This week, retailer Marks & Spencer came under fire for a window display in a Nottingham store, which positioned a lingerie display branded "must-have fancy little knickers" next to a menswear display labelled "must-have outfits to impress." On social media, feminists criticised called Marks & Spencer's "sexist" window display, while a campaigner altered the window to read "must-have fancy little full human rights." But the retailer has defended the display, suggesting critics have taken it out of context and insisting any changes to the window won't be a response to criticism.
According to the Guardian, the controversy began when Fran Bailey, a Nottingham shopper, posted a photo of the shop window in a Facebook group called Feminist Friends Nottingham. "OK, M&S Nottingham, have we really not learned anything in the last 35 years?" Bailey wrote. "Or am I alone in finding this, their major window display, completely vomit inducing?"
Speaking to the Guardian, Bailey criticised the display's "normalisation of damaging gender stereotypes through the juxtaposition of images of women apparently obsessed with 'fancy little knickers' with images of fully clothed men being 'dressed to impress' in suits." She also called the "must-have" slogan "really crass," as "huge numbers of Britons are struggling with poverty."
Bailey said, "The problem is that we’re so browbeaten by this sort of imagery that we don’t even recognise what it is anymore. It’s pandering to notions of gender that are so outdated that it’s unbelievable that it’s still being spouted out. I’m disgusted because I’d have thought that M&S was a grown-up store that knew better." She added, "I know M&S is not the worst offender by any means but this particular juxtaposition is just grotesque."
As the BBC reports, Marks & Spencer said in a statement, "We've highlighted one combination in our windows, which are part of a wider campaign that features a large variety of must-have Christmas moments, from David Gandy washing up in an M&S suit through to families snuggling up in our matching PJs." I've reached out to the retailer for additional comment and will update you as soon as I hear back.

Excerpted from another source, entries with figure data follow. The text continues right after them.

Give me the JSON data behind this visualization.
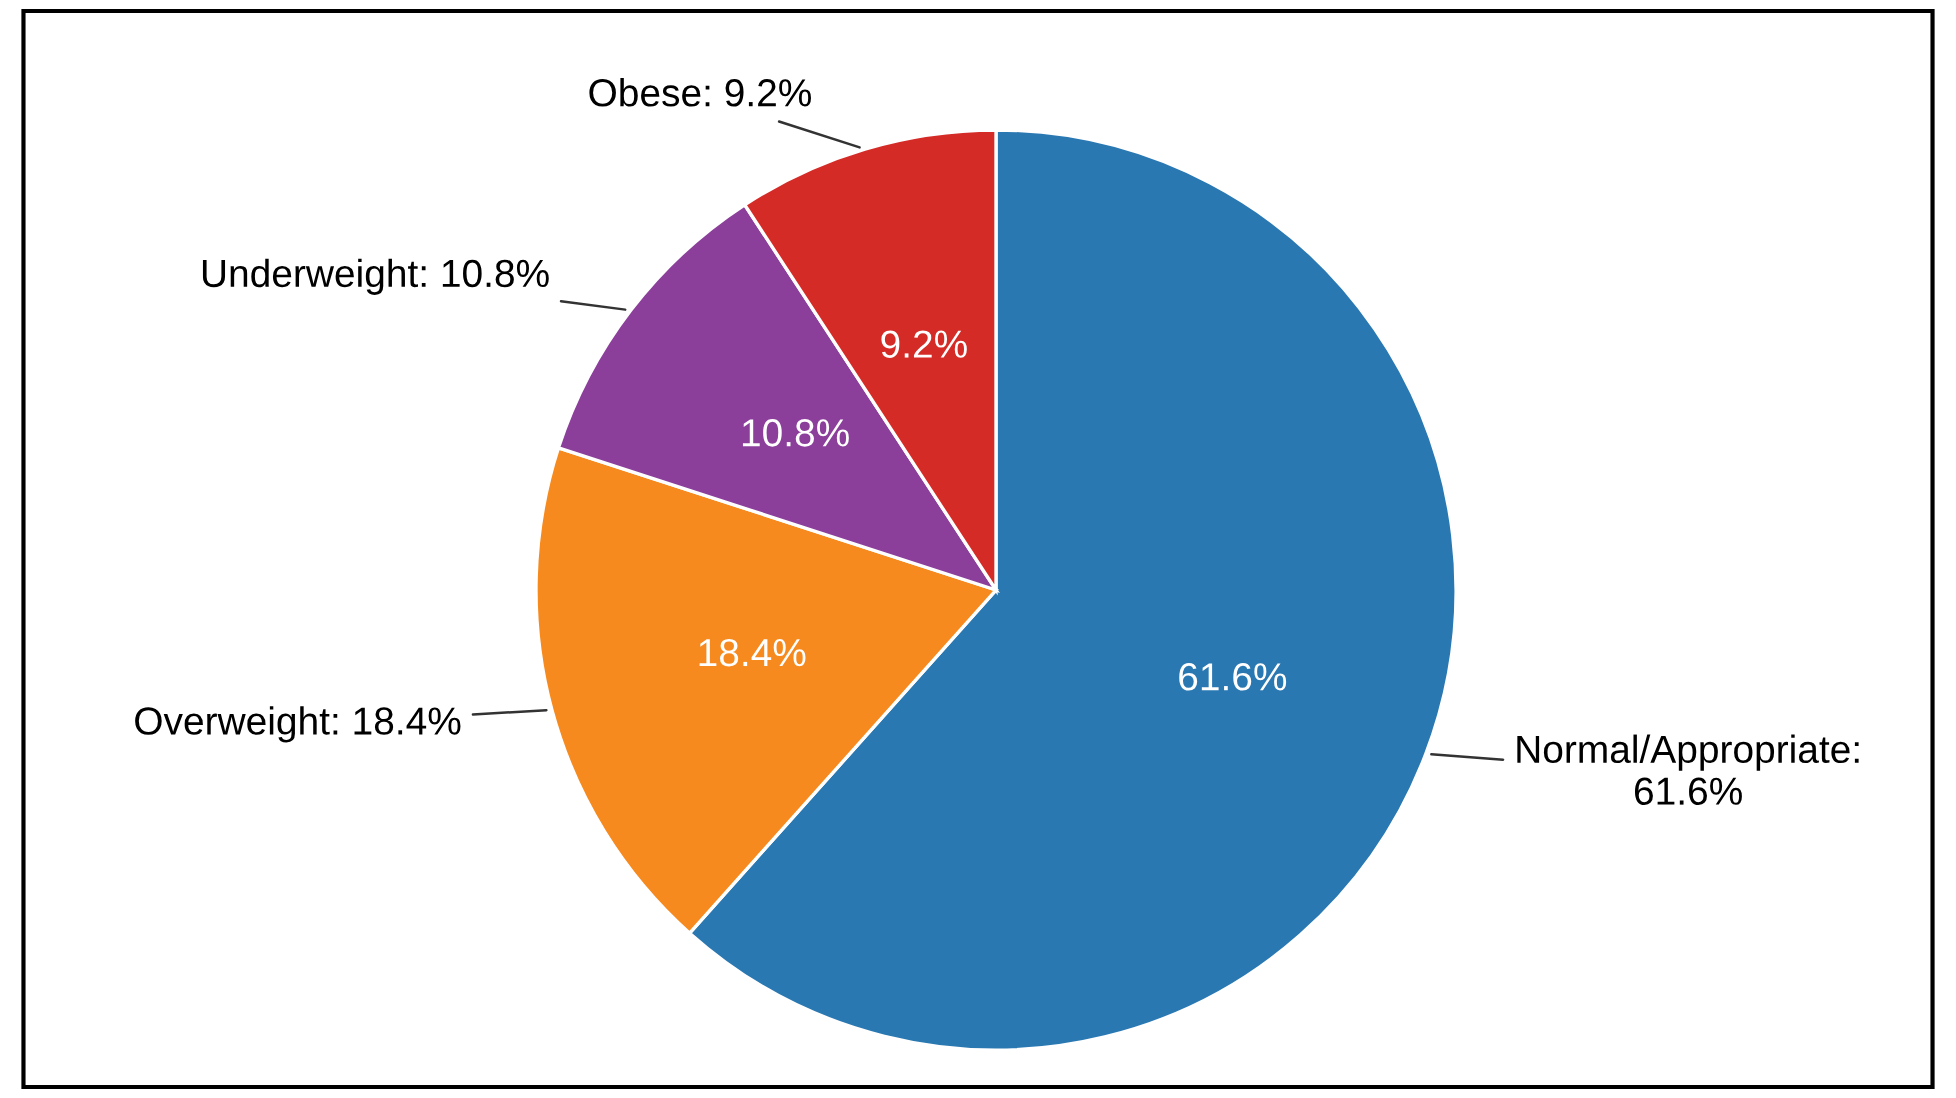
{
  "chart_data": {
    "type": "pie",
    "categories": [
      "Normal/Appropriate",
      "Overweight",
      "Underweight",
      "Obese"
    ],
    "values": [
      61.6,
      18.4,
      10.8,
      9.2
    ],
    "colors": [
      "#2a78b2",
      "#f68a1e",
      "#8b3f9b",
      "#d52b27"
    ],
    "value_labels": [
      "61.6%",
      "18.4%",
      "10.8%",
      "9.2%"
    ]
  }
}
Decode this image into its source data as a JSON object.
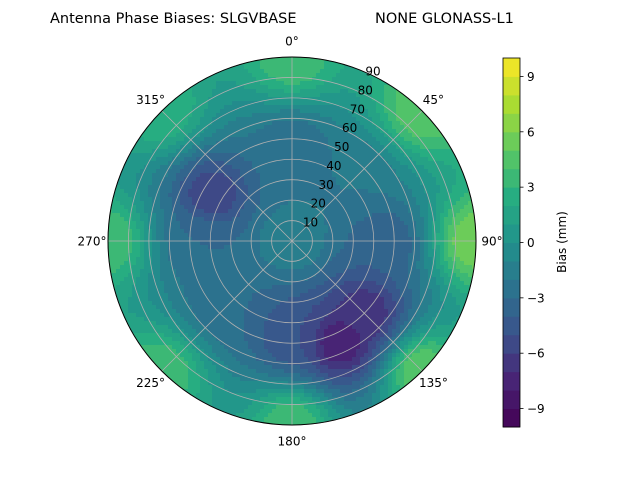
{
  "chart_data": {
    "type": "heatmap",
    "projection": "polar",
    "title_left": "Antenna Phase Biases: SLGVBASE",
    "title_right": "NONE GLONASS-L1",
    "angular_labels": [
      "0°",
      "45°",
      "90°",
      "135°",
      "180°",
      "225°",
      "270°",
      "315°"
    ],
    "angular_direction": "clockwise",
    "radial_ticks": [
      10,
      20,
      30,
      40,
      50,
      60,
      70,
      80,
      90
    ],
    "radial_label_angle_deg": 22.5,
    "rlim": [
      0,
      90
    ],
    "grid": true,
    "colormap": "viridis",
    "colorbar": {
      "label": "Bias (mm)",
      "vmin": -10,
      "vmax": 10,
      "levels": 20,
      "ticks": [
        -9,
        -6,
        -3,
        0,
        3,
        6,
        9
      ],
      "tick_labels": [
        "−9",
        "−6",
        "−3",
        "0",
        "3",
        "6",
        "9"
      ]
    },
    "field_description_points": [
      {
        "azimuth_deg": 0,
        "zenith_deg": 0,
        "bias_mm": -1
      },
      {
        "azimuth_deg": 0,
        "zenith_deg": 45,
        "bias_mm": -3
      },
      {
        "azimuth_deg": 0,
        "zenith_deg": 90,
        "bias_mm": 4
      },
      {
        "azimuth_deg": 45,
        "zenith_deg": 45,
        "bias_mm": -2
      },
      {
        "azimuth_deg": 45,
        "zenith_deg": 90,
        "bias_mm": 5
      },
      {
        "azimuth_deg": 90,
        "zenith_deg": 45,
        "bias_mm": -4
      },
      {
        "azimuth_deg": 90,
        "zenith_deg": 90,
        "bias_mm": 6
      },
      {
        "azimuth_deg": 135,
        "zenith_deg": 50,
        "bias_mm": -7
      },
      {
        "azimuth_deg": 135,
        "zenith_deg": 90,
        "bias_mm": 5
      },
      {
        "azimuth_deg": 155,
        "zenith_deg": 55,
        "bias_mm": -8
      },
      {
        "azimuth_deg": 180,
        "zenith_deg": 45,
        "bias_mm": -5
      },
      {
        "azimuth_deg": 180,
        "zenith_deg": 90,
        "bias_mm": 4
      },
      {
        "azimuth_deg": 225,
        "zenith_deg": 45,
        "bias_mm": -3
      },
      {
        "azimuth_deg": 225,
        "zenith_deg": 90,
        "bias_mm": 4
      },
      {
        "azimuth_deg": 270,
        "zenith_deg": 45,
        "bias_mm": -3
      },
      {
        "azimuth_deg": 270,
        "zenith_deg": 90,
        "bias_mm": 4
      },
      {
        "azimuth_deg": 300,
        "zenith_deg": 45,
        "bias_mm": -6
      },
      {
        "azimuth_deg": 315,
        "zenith_deg": 90,
        "bias_mm": 3
      }
    ]
  }
}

Model David Gandy responded to the criticism on Twitter, saying men could also find "must have fancy knickers" at Marks & Spencer and linking to his own underwear range. When a Twitter user accused him of missing the point of the controversy, Gandy said he was "not missing the point at all. Just making fun of it, as many people are getting their knickers in a twist about it."

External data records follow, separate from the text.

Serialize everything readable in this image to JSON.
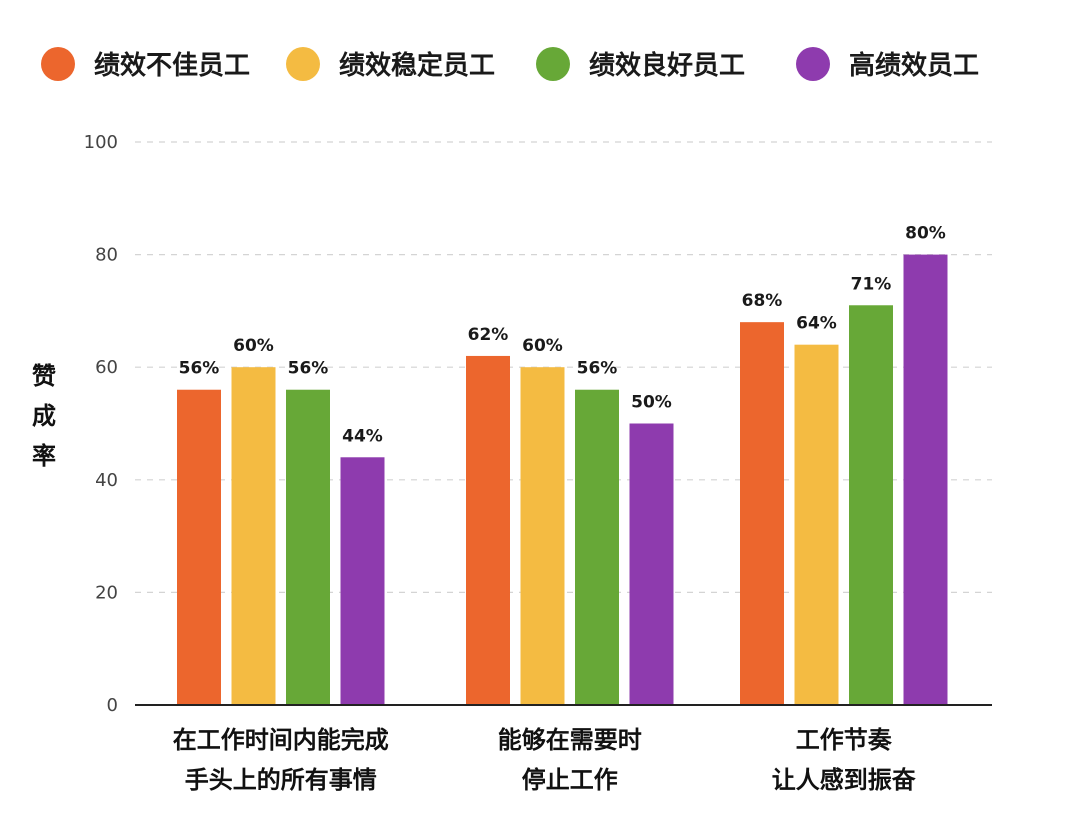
{
  "chart_data": {
    "type": "bar",
    "title": "",
    "xlabel": "",
    "ylabel": "赞成率",
    "ylim": [
      0,
      100
    ],
    "yticks": [
      0,
      20,
      40,
      60,
      80,
      100
    ],
    "grid": true,
    "legend_position": "top",
    "categories": [
      [
        "在工作时间内能完成",
        "手头上的所有事情"
      ],
      [
        "能够在需要时",
        "停止工作"
      ],
      [
        "工作节奏",
        "让人感到振奋"
      ]
    ],
    "series": [
      {
        "name": "绩效不佳员工",
        "color": "#EC662D",
        "values": [
          56,
          62,
          68
        ],
        "labels": [
          "56%",
          "62%",
          "68%"
        ]
      },
      {
        "name": "绩效稳定员工",
        "color": "#F4BB42",
        "values": [
          60,
          60,
          64
        ],
        "labels": [
          "60%",
          "60%",
          "64%"
        ]
      },
      {
        "name": "绩效良好员工",
        "color": "#67A837",
        "values": [
          56,
          56,
          71
        ],
        "labels": [
          "56%",
          "56%",
          "71%"
        ]
      },
      {
        "name": "高绩效员工",
        "color": "#8E3BAE",
        "values": [
          44,
          50,
          80
        ],
        "labels": [
          "44%",
          "50%",
          "80%"
        ]
      }
    ]
  }
}
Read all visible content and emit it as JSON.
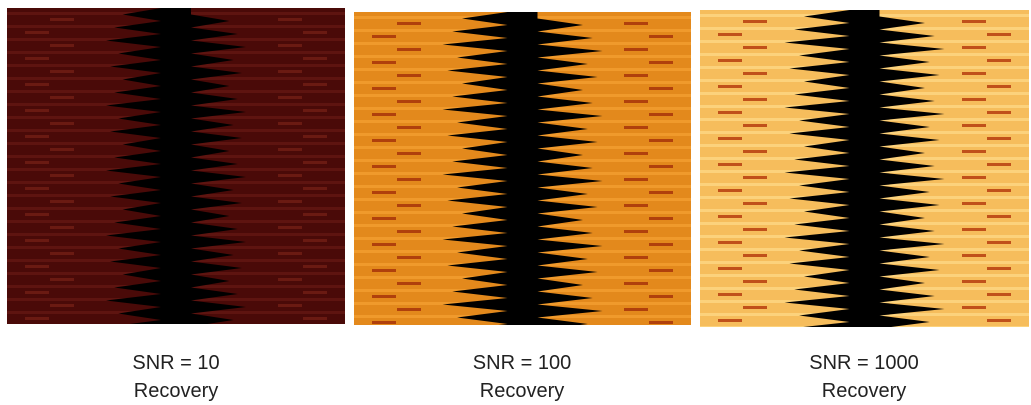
{
  "panels": [
    {
      "caption": "SNR = 10",
      "label": "Recovery"
    },
    {
      "caption": "SNR = 100",
      "label": "Recovery"
    },
    {
      "caption": "SNR = 1000",
      "label": "Recovery"
    }
  ]
}
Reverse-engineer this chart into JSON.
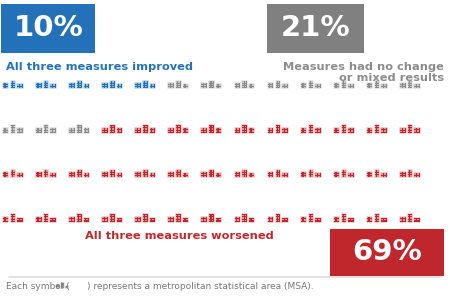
{
  "blue_count": 5,
  "gray_count": 11,
  "red_count": 36,
  "total": 52,
  "cols": 13,
  "rows": 4,
  "blue_pct": "10%",
  "gray_pct": "21%",
  "red_pct": "69%",
  "blue_label": "All three measures improved",
  "gray_label": "Measures had no change\nor mixed results",
  "red_label": "All three measures worsened",
  "footer": "Each symbol (      ) represents a metropolitan statistical area (MSA).",
  "blue_color": "#2372B9",
  "gray_color": "#8C8C8C",
  "red_color": "#C0272D",
  "blue_box_color": "#2372B9",
  "gray_box_color": "#808080",
  "red_box_color": "#C0272D",
  "bg_color": "#FFFFFF"
}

In a statement, M&S told the BBC that the window display would not be changed in response to the accusations of sexism, saying any alterations would be the result of routine updates. The nationwide ad campaign will also remain the same.
In a subsequent tweet, Gandy directly mocked Fran Bailey's original Facebook post, writing, "I'm outraged that M&S had me wearing 'must have fancy little washing up gloves' to do the washing up! Have we not learnt anything over the last 35 years. We all have dishwashers!" I've reached out to Gandy's reps for comment, but haven't yet received a response.